Solicitor Martyn Day, who attempted to take the power companies to court on the issue in the 1990s, said the lowering of the limit suggested the previous level of 1,600 was not safe.

"It will certainly lead me to reopen files and reconsider the strength of these particular actions," he said.

"There are potentially hundreds of families around who might have a case."

The NRPB recommendation has been given fresh impetus by evidence from its own medical advisory committee last year that children living near power lines are at double the risk of developing leukaemia.

Research in both Britain and the US has since produced evidence that women who live near overhead power lines are five times more likely to suffer a miscarriage.

The Electricity Association, which represents power companies, claims the fields generated by most existing high-voltage lines in the UK already fall below the 100 microteslas limit so would not have to be moved.

But Dr John Swanson, the association’s scientific adviser, said there were "scenarios" in which changes would have to be made if the new limit was set.

Up to 12,000 miles of high-voltage transmission cables criss-cross Britain with around 3,000 miles in Scotland.

They run directly over or close to around 27,000 homes, and 600,000 people live within 100 metres.

The new limits will bring Britain into line with guidelines produced four years ago by the International Commission on Non-Ionising Radiation (ICNIRP), which are being increasingly accepted by other countries across Europe.

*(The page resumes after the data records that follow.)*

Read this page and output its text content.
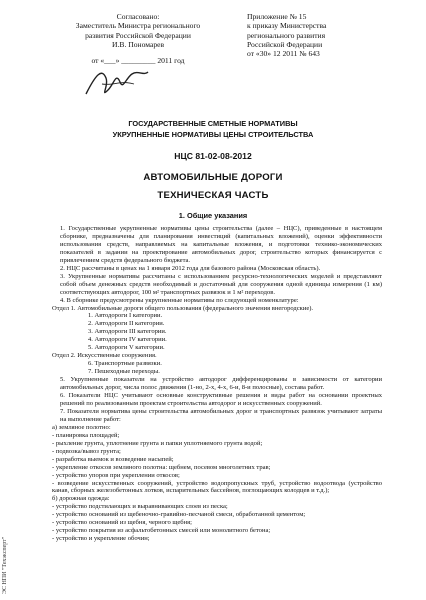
ЭС НПИ "Техэксперт"
Согласовано:
Заместитель Министра регионального
развития Российской Федерации
И.В. Пономарев
от «___» _________ 2011 год
Приложение № 15
к приказу Министерства
регионального развития
Российской Федерации
от «30» 12 2011 № 643
ГОСУДАРСТВЕННЫЕ СМЕТНЫЕ НОРМАТИВЫ
УКРУПНЕННЫЕ НОРМАТИВЫ ЦЕНЫ СТРОИТЕЛЬСТВА
НЦС 81-02-08-2012
АВТОМОБИЛЬНЫЕ ДОРОГИ
ТЕХНИЧЕСКАЯ ЧАСТЬ
1. Общие указания

1. Государственные укрупненные нормативы цены строительства (далее – НЦС), приведенные в настоящем сборнике, предназначены для планирования инвестиций (капитальных вложений), оценки эффективности использования средств, направляемых на капитальные вложения, и подготовки технико-экономических показателей в задании на проектирование автомобильных дорог, строительство которых финансируется с привлечением средств федерального бюджета.

2. НЦС рассчитаны в ценах на 1 января 2012 года для базового района (Московская область).

3. Укрупненные нормативы рассчитаны с использованием ресурсно-технологических моделей и представляют собой объем денежных средств необходимый и достаточный для сооружения одной единицы измерения (1 км) соответствующих автодорог, 100 м² транспортных развязок и 1 м² переходов.

4. В сборнике предусмотрены укрупненные нормативы по следующей номенклатуре:

Отдел 1. Автомобильные дороги общего пользования (федерального значения внегородские).

1. Автодороги I категории.

2. Автодороги II категории.

3. Автодороги III категории.

4. Автодороги IV категории.

5. Автодороги V категории.

Отдел 2. Искусственные сооружения.

6. Транспортные развязки.

7. Пешеходные переходы.

5. Укрупненные показатели на устройство автодорог дифференцированы в зависимости от категории автомобильных дорог, числа полос движения (1-но, 2-х, 4-х, 6-и, 8-и полосные), состава работ.

6. Показатели НЦС учитывают основные конструктивные решения и виды работ на основании проектных решений по реализованным проектам строительства автодорог и искусственных сооружений.

7. Показатели норматива цены строительства автомобильных дорог и транспортных развязок учитывают затраты на выполнение работ:

а) земляное полотно:

- планировка площадей;

- рыхление грунта, уплотнение грунта и папки уплотняемого грунта водой;

- подвозка/вывоз грунта;

- разработка выемок и возведение насыпей;

- укрепление откосов земляного полотна: щебнем, посевом многолетних трав;

- устройство упоров при укреплении откосов;

- возведение искусственных сооружений, устройство водопропускных труб, устройство водоотвода (устройство канав, сборных железобетонных лотков, испарительных бассейнов, поглощающих колодцев и т.д.);

б) дорожная одежда:

- устройство подстилающих и выравнивающих слоев из песка;

- устройство оснований из щебеночно-гравийно-песчаной смеси, обработанной цементом;

- устройство оснований из щебня, черного щебня;

- устройство покрытия из асфальтобетонных смесей или монолитного бетона;

- устройство и укрепление обочин;
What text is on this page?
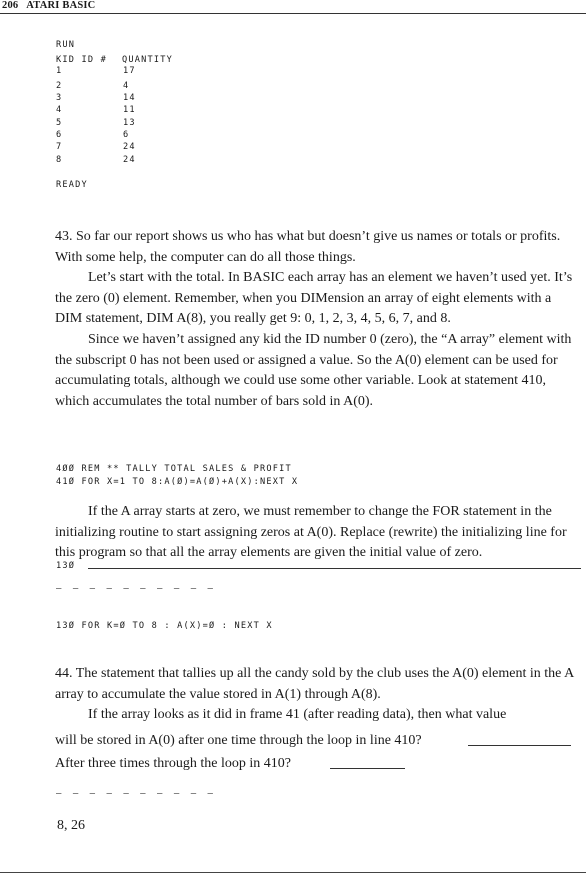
206 ATARI BASIC
RUN
KID ID # QUANTITY
1	17
2	4
3	14
4	11
5	13
6	6
7	24
8	24
READY
43. So far our report shows us who has what but doesn’t give us names or totals or profits. With some help, the computer can do all those things.
Let’s start with the total. In BASIC each array has an element we haven’t used yet. It’s the zero (0) element. Remember, when you DIMension an array of eight elements with a DIM statement, DIM A(8), you really get 9: 0, 1, 2, 3, 4, 5, 6, 7, and 8.
Since we haven’t assigned any kid the ID number 0 (zero), the “A array” element with the subscript 0 has not been used or assigned a value. So the A(0) element can be used for accumulating totals, although we could use some other variable. Look at statement 410, which accumulates the total number of bars sold in A(0).
4ØØ REM ** TALLY TOTAL SALES & PROFIT
41Ø FOR X=1 TO 8:A(Ø)=A(Ø)+A(X):NEXT X
If the A array starts at zero, we must remember to change the FOR statement in the initializing routine to start assigning zeros at A(0). Replace (rewrite) the initializing line for this program so that all the array elements are given the initial value of zero.
13Ø
— — — — — — — — — —
13Ø FOR K=Ø TO 8 : A(X)=Ø : NEXT X
44. The statement that tallies up all the candy sold by the club uses the A(0) element in the A array to accumulate the value stored in A(1) through A(8).
If the array looks as it did in frame 41 (after reading data), then what value
will be stored in A(0) after one time through the loop in line 410?
After three times through the loop in 410?
— — — — — — — — — —
8, 26
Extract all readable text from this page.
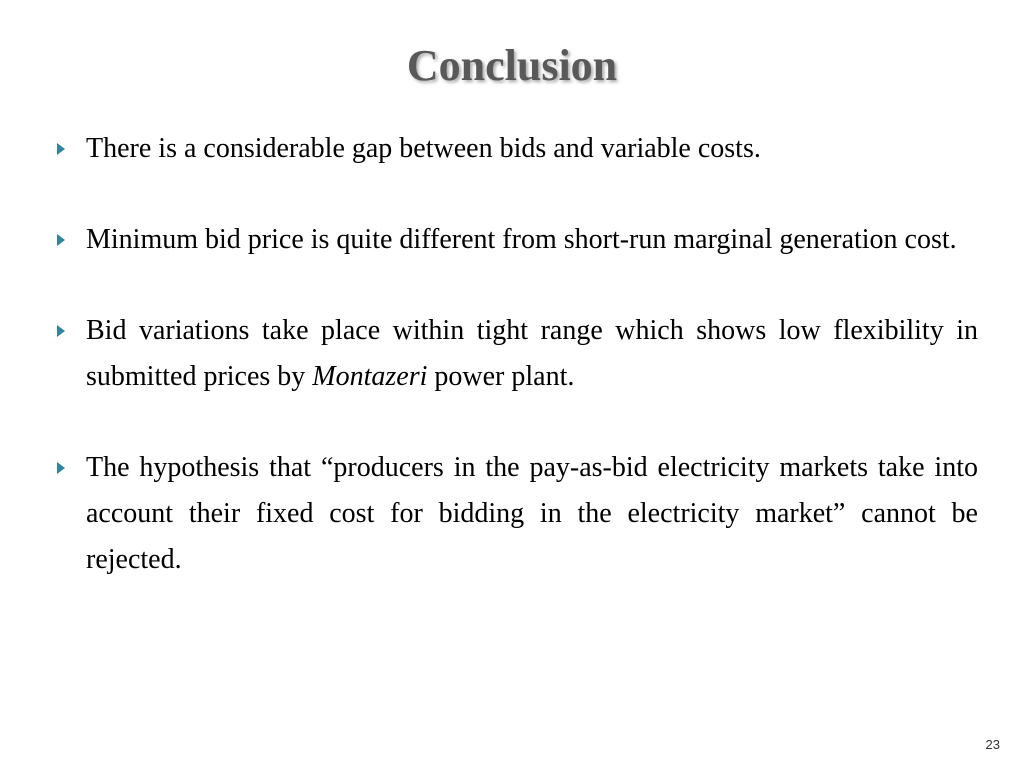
Conclusion
There is a considerable gap between bids and variable costs.
Minimum bid price is quite different from short-run marginal generation cost.
Bid variations take place within tight range which shows low flexibility in submitted prices by Montazeri power plant.
The hypothesis that “producers in the pay-as-bid electricity markets take into account their fixed cost for bidding in the electricity market” cannot be rejected.
23
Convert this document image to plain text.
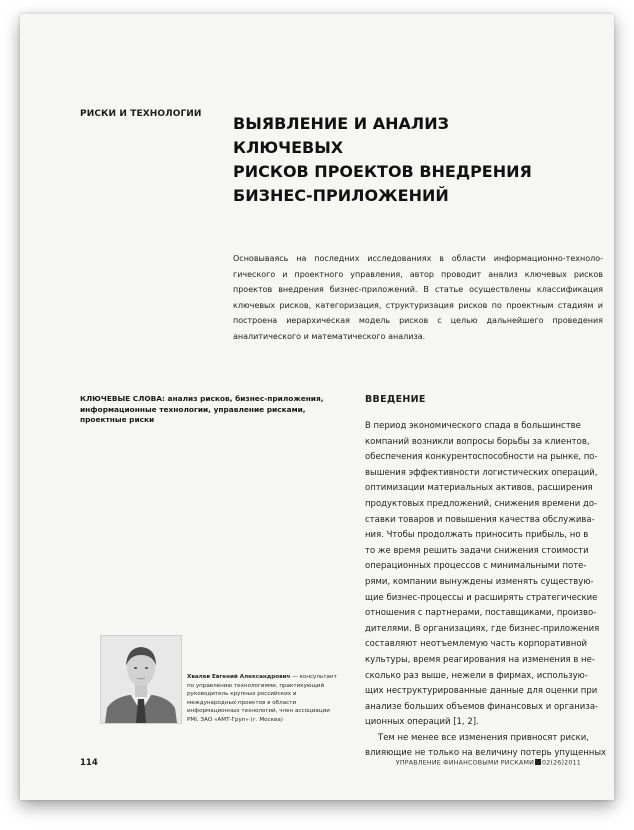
РИСКИ И ТЕХНОЛОГИИ ВЫЯВЛЕНИЕ И АНАЛИЗ КЛЮЧЕВЫХ
РИСКОВ ПРОЕКТОВ ВНЕДРЕНИЯ
БИЗНЕС-ПРИЛОЖЕНИЙ

Основываясь на последних исследованиях в области информационно-техноло-гического и проектного управления, автор проводит анализ ключевых рисков проектов внедрения бизнес-приложений. В статье осуществлены классификация ключевых рисков, категоризация, структуризация рисков по проектным стадиям и построена иерархическая модель рисков с целью дальнейшего проведения аналитического и математического анализа.

КЛЮЧЕВЫЕ СЛОВА: анализ рисков, бизнес-приложения, информационные технологии, управление рисками, проектные риски
Хвалев Евгений Александрович — консультант по управлению технологиями, практикующий руководитель крупных российских и международных проектов в области информационных технологий, член ассоциации PMI, ЗАО «АМТ-Груп» (г. Москва)
ВВЕДЕНИЕ
В период экономического спада в большинстве
компаний возникли вопросы борьбы за клиентов,
обеспечения конкурентоспособности на рынке, по-
вышения эффективности логистических операций,
оптимизации материальных активов, расширения
продуктовых предложений, снижения времени до-
ставки товаров и повышения качества обслужива-
ния. Чтобы продолжать приносить прибыль, но в
то же время решить задачи снижения стоимости
операционных процессов с минимальными поте-
рями, компании вынуждены изменять существую-
щие бизнес-процессы и расширять стратегические
отношения с партнерами, поставщиками, произво-
дителями. В организациях, где бизнес-приложения
составляют неотъемлемую часть корпоративной
культуры, время реагирования на изменения в не-
сколько раз выше, нежели в фирмах, использую-
щих неструктурированные данные для оценки при
анализе больших объемов финансовых и организа-
ционных операций [1, 2].
Тем не менее все изменения привносят риски,
влияющие не только на величину потерь упущенных
114	УПРАВЛЕНИЕ ФИНАНСОВЫМИ РИСКАМИ 02(26)2011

Health campaigners will seize on the NRPB proposal to demand the eventual burial of all power cables.

But the electricity companies will resist this because every mile of underground cabling costs nearly £16m to install, whereas overhead cables cost about £800,000 for the same distance.

Last year an NRPB-commissioned investigation led by Professor Richard Doll, the Oxford scientist who carried out pioneering research linking cigarettes and cancer, said that the radiation given off by power cables could be responsible for two cases of childhood leukaemia in Britain every year.